O novo objetivo global e as prováveis novas metas

O Fórum Mundial de Educação foi precedido de diversos eventos temáticos e de alinhamento para construção de acordos. O último, realizado em Mascate, em maio de 2014, concluiu que a educação determinaria um objetivo global, a integrar os novos objetivos globais para os próximos 15 anos, e sete metas.

O objetivo global definido naquele encontro foi:

Assegurar uma educação de qualidade, equitativa e inclusiva, assim como a aprendizagem ao longo da vida para todos até 2030.

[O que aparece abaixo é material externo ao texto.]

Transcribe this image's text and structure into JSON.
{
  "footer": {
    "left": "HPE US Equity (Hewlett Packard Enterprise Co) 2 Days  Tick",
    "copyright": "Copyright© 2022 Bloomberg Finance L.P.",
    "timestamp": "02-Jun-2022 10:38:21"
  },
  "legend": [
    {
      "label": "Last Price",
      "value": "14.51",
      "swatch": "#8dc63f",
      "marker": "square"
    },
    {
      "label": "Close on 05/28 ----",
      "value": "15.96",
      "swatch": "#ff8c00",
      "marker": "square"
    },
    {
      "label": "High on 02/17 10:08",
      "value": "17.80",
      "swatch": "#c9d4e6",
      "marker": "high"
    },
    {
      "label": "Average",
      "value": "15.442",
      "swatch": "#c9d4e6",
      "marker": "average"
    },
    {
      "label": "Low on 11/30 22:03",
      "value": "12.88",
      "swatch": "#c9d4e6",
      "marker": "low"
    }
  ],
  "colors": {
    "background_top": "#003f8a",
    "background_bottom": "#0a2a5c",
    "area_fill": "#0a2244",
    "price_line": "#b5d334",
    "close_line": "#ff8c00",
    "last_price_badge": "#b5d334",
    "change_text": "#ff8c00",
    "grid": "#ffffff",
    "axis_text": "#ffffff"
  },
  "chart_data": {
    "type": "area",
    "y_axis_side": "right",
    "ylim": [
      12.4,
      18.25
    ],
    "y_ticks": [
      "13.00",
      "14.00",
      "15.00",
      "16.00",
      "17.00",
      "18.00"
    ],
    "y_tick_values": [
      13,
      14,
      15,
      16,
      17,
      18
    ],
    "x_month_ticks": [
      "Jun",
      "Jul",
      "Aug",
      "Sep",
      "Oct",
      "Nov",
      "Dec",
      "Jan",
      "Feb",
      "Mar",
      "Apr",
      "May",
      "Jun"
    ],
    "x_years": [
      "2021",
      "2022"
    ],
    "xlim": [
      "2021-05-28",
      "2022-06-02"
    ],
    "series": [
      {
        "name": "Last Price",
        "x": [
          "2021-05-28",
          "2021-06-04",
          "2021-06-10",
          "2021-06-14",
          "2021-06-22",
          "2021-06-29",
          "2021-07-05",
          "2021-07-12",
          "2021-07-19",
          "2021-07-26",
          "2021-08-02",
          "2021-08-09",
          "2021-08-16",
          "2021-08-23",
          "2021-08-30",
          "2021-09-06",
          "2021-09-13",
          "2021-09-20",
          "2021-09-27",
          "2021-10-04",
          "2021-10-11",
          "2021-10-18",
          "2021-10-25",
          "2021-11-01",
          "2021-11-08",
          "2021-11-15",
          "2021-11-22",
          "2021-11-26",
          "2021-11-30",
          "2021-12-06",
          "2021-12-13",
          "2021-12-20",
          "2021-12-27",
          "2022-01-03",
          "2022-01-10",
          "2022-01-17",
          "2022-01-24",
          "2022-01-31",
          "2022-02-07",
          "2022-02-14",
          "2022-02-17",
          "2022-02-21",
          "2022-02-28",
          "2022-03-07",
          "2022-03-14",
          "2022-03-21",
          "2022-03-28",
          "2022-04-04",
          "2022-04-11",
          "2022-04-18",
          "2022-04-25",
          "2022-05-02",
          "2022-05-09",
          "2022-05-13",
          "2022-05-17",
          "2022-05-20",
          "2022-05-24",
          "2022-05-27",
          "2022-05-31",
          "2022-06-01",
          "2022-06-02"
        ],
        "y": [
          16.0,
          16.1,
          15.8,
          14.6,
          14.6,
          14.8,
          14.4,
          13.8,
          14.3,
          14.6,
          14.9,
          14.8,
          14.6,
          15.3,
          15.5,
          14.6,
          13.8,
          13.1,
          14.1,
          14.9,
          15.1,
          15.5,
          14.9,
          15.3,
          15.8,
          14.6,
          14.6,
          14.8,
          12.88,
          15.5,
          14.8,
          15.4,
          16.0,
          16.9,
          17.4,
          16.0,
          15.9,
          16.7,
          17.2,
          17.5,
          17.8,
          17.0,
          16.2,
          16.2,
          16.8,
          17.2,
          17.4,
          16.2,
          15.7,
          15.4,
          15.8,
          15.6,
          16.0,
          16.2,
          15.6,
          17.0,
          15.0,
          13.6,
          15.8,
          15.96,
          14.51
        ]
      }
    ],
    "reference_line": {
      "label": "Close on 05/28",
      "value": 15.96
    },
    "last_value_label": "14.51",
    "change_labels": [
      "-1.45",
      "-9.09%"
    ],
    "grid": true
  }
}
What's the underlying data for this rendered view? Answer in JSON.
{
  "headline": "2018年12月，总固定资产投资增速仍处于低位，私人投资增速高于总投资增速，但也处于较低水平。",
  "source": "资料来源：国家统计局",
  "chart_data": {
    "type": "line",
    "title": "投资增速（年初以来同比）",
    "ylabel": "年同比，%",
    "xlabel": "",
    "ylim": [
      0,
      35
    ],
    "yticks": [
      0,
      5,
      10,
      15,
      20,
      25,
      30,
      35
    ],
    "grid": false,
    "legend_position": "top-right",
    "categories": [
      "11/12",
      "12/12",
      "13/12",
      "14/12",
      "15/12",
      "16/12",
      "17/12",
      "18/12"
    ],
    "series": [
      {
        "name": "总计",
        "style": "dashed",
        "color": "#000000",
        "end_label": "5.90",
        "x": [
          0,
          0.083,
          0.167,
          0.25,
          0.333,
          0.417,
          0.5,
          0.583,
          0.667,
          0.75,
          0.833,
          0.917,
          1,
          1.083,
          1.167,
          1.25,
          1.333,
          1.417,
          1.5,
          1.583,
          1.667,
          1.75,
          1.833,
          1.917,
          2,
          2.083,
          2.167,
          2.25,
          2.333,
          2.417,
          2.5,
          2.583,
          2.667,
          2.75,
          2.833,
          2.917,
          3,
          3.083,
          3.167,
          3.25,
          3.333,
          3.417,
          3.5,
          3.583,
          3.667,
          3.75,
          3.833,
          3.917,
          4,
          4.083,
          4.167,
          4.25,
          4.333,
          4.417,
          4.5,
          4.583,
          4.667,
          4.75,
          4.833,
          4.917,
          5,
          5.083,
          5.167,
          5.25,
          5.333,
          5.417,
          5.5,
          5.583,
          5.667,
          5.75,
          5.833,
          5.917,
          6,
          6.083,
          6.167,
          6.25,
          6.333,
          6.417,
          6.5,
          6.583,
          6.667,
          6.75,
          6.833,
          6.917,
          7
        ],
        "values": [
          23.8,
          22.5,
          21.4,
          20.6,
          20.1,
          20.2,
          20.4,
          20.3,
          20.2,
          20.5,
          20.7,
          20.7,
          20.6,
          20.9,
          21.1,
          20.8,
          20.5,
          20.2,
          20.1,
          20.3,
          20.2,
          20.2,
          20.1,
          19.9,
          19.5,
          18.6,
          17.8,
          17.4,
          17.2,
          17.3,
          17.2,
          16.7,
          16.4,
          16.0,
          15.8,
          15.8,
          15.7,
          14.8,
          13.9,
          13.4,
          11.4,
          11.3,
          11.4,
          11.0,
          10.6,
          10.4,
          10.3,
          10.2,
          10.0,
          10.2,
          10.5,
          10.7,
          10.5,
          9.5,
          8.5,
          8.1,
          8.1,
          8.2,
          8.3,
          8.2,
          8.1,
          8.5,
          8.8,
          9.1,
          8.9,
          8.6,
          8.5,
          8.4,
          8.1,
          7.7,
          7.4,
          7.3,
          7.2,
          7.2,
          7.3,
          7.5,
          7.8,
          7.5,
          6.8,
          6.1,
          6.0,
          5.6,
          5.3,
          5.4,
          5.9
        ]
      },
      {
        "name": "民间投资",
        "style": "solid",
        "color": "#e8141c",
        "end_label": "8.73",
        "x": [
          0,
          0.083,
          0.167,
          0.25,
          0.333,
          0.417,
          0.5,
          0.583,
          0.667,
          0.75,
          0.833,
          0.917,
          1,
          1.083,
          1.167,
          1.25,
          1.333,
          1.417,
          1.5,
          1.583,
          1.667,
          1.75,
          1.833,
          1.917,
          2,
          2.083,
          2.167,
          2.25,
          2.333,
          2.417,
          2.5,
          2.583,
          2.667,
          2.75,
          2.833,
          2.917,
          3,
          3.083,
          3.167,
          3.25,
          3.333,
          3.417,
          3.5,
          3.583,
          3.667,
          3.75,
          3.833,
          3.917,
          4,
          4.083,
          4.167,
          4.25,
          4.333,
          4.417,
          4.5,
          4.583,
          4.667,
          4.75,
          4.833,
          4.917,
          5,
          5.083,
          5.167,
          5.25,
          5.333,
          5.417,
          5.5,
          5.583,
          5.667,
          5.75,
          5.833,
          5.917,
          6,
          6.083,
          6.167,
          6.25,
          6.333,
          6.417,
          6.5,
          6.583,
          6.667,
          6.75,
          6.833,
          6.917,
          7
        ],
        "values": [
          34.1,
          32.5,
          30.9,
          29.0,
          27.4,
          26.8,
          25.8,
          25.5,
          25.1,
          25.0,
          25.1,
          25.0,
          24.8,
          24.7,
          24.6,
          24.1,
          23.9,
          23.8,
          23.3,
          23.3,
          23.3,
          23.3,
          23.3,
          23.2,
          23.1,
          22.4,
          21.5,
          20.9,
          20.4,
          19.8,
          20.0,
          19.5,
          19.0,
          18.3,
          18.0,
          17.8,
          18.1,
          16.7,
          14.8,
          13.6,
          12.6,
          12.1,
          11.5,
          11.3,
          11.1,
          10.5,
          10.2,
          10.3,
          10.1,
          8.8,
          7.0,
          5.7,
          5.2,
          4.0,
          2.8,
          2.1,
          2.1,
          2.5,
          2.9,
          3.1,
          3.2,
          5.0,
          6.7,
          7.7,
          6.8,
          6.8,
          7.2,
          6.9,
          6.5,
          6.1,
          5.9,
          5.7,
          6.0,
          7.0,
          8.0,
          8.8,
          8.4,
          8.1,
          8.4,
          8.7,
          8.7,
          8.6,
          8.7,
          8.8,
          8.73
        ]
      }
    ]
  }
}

Resumidamente, as sete metas sistematizadas em Mascate são:

Meta 1. Educação primária e ensino secundário que levem a resultados de aprendizagem relevantes e eficazes

Meta 2. Desenvolvimento da primeira infância, cuidados e educação pré-escolar levando a preparação e interface nas escolas  

Meta 3. Ensino técnico, vocacional, profissional e ensino superior

Meta 4. Habilidades para o trabalho e empreendedorismo

Meta 5. Igualdade de gênero, equidade e inclusão, com foco em grupos vulneráveis

Meta 6. Alfabetização funcional de jovens e adultos

Meta 7. Conhecimentos e habilidades que promovam o desenvolvimento sustentável

A princípio, o Fórum Mundial de Educação deve aprovar e aprofundar as resoluções de Mascate. No entanto, há países e grupos que buscam fazer ajustes ou alterar os textos.

Ao longo dos dias publicarei textos sobre o evento.